Another project close to her heart is the On-site Pre-School Rehabilitation Services (OPRS) pilot. From 2014 to 2018, the Foundation pioneered a model that integrated speech, occupational, and physiotherapy services directly into 10 kindergartens for children with special educational needs. This comprehensive approach, combining teacher training, parent counselling, and the essential home- and center-based support with rigorous research by The University of Hong Kong, proved its value. In 2018, the government adopted and scaled the model. Today, it supports over 10,000 children across more than 850 kindergartens.

Her belief in transformation extends to arts and culture. Having seen music and theatre build character, confidence, and empathy in underprivileged children and those with disabilities, she views creativity as a vital tool for growth, using different forms of art to teach, open hearts, and shape character and values. "Our goal isn't a perfect performance, but the profound change in the person taking part."

Paying it Forward

Mentorship runs through Cecilia's life. Early in her banking career, leaders pushed her beyond her comfort zone: making her the youngest branch manager, sending her to Canada to build a business from scratch, and later transferring her to the United States and expanding her responsibilities across Asia, the US and EMEA. "Each of these leaps required a certain amount of borrowed courage from those who believed in me." Today, she pays that forward by walking with her team, scholars and NGO partners. "Mentorship is not just about giving advice; it is about opening doors and walking alongside someone as they find their own path," she says.

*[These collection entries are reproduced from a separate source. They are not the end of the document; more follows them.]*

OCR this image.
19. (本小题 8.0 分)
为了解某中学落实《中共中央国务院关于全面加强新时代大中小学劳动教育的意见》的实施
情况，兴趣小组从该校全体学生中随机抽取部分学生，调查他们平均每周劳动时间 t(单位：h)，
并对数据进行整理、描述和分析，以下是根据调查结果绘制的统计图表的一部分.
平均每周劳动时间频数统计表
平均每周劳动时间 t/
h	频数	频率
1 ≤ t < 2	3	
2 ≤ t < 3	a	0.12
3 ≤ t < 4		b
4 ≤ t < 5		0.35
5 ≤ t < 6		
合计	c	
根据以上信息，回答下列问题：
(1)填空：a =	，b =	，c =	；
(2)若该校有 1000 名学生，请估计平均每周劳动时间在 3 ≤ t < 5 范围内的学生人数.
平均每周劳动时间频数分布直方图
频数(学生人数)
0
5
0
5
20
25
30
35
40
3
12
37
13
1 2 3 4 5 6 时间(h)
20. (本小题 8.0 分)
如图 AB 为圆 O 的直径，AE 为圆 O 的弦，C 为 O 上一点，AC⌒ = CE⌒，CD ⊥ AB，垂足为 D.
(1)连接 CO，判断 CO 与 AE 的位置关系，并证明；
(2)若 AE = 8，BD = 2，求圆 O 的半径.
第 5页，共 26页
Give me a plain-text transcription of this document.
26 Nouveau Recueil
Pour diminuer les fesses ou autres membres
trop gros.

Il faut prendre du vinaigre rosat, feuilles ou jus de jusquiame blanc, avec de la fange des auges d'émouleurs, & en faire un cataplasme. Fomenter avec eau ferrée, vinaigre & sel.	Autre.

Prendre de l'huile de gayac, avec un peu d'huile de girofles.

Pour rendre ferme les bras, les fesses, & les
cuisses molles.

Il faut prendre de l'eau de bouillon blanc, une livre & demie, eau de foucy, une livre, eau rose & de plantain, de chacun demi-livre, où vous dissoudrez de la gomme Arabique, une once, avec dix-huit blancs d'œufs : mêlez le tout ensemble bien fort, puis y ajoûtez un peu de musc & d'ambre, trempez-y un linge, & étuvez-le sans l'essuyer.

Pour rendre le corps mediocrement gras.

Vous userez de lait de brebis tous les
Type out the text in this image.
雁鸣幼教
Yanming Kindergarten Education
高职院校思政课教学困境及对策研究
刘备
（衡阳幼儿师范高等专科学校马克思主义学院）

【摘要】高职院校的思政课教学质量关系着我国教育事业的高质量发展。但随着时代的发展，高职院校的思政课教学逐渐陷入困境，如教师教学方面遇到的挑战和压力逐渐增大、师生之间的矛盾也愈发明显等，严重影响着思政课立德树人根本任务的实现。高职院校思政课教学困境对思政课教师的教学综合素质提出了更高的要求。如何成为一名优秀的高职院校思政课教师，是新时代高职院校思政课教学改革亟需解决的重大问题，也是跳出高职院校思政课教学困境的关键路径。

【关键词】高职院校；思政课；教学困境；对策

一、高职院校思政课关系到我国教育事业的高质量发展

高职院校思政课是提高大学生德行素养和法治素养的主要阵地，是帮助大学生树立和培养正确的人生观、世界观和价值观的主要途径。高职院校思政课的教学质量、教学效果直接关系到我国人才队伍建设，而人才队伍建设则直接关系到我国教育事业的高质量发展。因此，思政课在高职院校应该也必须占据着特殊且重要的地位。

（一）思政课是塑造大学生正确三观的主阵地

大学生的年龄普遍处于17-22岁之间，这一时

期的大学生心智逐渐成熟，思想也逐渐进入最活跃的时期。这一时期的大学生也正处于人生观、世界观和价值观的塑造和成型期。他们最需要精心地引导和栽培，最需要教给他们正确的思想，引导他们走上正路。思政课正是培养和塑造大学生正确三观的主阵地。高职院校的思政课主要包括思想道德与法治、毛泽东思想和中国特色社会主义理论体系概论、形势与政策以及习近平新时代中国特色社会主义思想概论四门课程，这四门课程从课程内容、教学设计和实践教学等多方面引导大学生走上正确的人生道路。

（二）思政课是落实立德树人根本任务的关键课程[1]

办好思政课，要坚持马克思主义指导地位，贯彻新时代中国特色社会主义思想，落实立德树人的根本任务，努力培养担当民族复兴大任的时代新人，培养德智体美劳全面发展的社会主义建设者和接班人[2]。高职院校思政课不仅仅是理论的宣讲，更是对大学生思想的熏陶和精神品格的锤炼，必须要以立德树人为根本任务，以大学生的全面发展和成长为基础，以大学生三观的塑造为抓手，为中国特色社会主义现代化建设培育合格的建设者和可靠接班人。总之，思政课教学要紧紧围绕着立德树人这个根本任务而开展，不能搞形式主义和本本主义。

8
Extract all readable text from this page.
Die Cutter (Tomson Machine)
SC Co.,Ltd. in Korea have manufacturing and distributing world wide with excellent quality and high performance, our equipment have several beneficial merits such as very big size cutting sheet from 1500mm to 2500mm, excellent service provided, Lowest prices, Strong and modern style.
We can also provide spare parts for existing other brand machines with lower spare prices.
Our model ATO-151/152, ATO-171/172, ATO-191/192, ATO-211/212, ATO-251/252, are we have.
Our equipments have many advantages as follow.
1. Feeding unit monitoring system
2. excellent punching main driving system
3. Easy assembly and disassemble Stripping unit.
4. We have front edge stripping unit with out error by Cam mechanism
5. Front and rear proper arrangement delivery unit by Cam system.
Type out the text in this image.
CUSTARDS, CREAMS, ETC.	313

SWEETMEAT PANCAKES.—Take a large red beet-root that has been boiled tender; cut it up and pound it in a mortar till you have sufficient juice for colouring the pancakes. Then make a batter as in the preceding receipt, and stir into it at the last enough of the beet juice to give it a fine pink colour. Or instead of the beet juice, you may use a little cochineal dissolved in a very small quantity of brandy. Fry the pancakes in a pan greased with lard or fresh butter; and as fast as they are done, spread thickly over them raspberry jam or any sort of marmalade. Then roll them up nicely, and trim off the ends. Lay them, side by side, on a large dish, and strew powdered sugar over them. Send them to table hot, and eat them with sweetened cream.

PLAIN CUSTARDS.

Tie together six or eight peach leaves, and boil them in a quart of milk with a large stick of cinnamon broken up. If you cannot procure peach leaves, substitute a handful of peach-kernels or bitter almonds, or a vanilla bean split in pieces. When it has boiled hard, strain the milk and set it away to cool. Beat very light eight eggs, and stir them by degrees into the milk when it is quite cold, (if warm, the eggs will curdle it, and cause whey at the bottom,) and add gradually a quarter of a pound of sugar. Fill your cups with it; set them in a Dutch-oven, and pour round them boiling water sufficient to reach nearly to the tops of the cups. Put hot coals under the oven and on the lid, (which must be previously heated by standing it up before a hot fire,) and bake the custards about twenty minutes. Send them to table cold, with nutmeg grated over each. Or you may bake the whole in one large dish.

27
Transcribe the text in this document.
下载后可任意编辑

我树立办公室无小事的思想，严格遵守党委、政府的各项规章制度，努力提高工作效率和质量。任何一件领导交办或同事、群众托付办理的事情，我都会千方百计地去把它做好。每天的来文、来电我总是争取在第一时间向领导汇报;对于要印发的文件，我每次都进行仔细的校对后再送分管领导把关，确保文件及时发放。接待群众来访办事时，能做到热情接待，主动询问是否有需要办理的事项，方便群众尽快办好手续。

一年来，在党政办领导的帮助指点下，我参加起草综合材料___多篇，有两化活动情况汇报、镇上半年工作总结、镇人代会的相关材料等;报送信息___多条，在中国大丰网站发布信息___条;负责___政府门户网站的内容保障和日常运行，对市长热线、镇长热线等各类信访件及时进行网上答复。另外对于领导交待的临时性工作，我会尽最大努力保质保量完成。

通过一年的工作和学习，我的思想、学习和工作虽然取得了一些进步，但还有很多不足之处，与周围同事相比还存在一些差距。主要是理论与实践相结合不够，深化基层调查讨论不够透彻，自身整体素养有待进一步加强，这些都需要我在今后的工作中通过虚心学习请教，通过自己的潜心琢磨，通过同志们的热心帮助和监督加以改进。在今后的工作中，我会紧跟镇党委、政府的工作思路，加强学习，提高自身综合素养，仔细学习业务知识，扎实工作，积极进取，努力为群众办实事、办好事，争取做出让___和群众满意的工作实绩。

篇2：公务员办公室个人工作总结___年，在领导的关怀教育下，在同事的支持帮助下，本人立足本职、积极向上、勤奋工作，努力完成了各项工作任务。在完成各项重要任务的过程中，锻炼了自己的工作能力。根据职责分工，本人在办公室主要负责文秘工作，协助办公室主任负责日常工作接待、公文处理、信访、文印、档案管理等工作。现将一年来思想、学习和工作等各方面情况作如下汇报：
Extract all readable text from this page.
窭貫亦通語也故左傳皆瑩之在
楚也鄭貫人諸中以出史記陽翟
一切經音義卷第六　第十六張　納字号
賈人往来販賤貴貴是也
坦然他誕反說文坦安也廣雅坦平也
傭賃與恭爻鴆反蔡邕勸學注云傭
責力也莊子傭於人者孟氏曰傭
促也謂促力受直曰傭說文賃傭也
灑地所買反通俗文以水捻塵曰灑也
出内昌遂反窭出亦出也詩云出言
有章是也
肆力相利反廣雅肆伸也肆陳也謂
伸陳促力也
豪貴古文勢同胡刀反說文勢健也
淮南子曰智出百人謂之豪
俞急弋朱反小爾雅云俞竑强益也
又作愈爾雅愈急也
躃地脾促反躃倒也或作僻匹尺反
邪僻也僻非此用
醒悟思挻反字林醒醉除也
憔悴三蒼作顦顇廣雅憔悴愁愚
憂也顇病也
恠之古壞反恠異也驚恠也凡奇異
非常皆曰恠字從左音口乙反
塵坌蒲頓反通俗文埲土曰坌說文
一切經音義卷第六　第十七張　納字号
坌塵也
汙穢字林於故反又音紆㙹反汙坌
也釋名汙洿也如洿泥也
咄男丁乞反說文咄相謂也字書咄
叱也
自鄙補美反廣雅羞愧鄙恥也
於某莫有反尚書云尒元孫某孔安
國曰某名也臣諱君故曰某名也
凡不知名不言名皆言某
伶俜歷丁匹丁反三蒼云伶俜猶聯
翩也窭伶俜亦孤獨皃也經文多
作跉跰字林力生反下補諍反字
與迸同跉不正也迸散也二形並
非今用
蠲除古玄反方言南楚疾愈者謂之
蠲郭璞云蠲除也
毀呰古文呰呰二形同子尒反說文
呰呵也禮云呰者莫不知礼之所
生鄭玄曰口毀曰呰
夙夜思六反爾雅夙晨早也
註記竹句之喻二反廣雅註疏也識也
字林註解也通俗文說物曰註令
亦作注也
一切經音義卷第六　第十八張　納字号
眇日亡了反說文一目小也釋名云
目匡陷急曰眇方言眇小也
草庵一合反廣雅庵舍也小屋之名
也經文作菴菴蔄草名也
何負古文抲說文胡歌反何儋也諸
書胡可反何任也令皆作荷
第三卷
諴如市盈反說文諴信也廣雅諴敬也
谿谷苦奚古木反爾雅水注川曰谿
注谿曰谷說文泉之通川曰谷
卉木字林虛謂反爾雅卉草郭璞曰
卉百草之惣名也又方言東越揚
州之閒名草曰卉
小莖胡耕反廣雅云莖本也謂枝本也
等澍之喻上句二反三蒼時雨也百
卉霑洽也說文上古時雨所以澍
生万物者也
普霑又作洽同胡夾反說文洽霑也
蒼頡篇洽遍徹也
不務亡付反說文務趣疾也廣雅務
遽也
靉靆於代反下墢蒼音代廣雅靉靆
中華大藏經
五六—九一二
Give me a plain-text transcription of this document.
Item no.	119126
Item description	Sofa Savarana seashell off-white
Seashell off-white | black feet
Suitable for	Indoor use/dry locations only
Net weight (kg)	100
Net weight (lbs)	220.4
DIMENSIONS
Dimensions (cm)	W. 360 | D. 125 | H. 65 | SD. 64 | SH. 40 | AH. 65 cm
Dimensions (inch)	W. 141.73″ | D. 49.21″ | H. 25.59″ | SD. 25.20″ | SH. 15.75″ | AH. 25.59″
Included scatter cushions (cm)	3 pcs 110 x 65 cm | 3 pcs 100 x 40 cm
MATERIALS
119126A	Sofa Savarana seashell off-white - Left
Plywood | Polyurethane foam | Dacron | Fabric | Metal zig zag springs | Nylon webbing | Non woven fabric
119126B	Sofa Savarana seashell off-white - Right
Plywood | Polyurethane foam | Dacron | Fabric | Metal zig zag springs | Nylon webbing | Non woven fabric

Being a woman in leadership has deepened Cecilia's understanding of strength. In her early banking days, she sometimes felt she needed to hide her softer instincts. Over time, she discovered that empathy and rationality are not opposites, but powerful partners. "True strength isn't about having all the answers; it's about the courage to say, 'I don't know, let's find out together,'" she reflects. "That honesty is what actually builds real trust."

True strength isn't about having all the answers; it's about the courage to say, 'I don't know, let's find out together.'

The Meaning of Success

For Cecilia, success has nothing to do with wealth or status. Rather, she measures it in quiet, life-changing moments: a young person discovering their path, an elder living with dignity, a family growing closer, or a child with potential finally given the chance to shine.

She shares the story of a young woman she and her team have walked alongside since high school, providing the scholarships and grants that carried her through university, a Juris Doctor, and her Postgraduate Certificate in Laws. After visa setbacks derailed her boarding school dreams, she faced a painful season of academic struggle and depression that nearly led her to give up. Yet, with steady encouragement and practical support from the Foundation, she found the strength to return to her studies and heal. She is now building her career at one of Hong Kong's leading law firms.

Looking ahead, Cecilia is inspired by a new era of unity within Hong Kong's social sector, where old barriers are falling away to make room for true collaboration. With four years remaining before her retirement, she is focused on prevention, nurturing the character of the youth, and connecting different sectors to create a stronger, more collective safety net. Above all, she hopes to keep opening doors for the next generation so they may walk through with confidence.

Cecilia Ho embodies Winston Churchill's timeless wisdom: "We make a living by what we get, but we make a life by what we give." For her, these next few years are not a countdown to retirement, but a cherished opportunity to ensure that this same spirit of generosity continues to make the world a kinder, better place.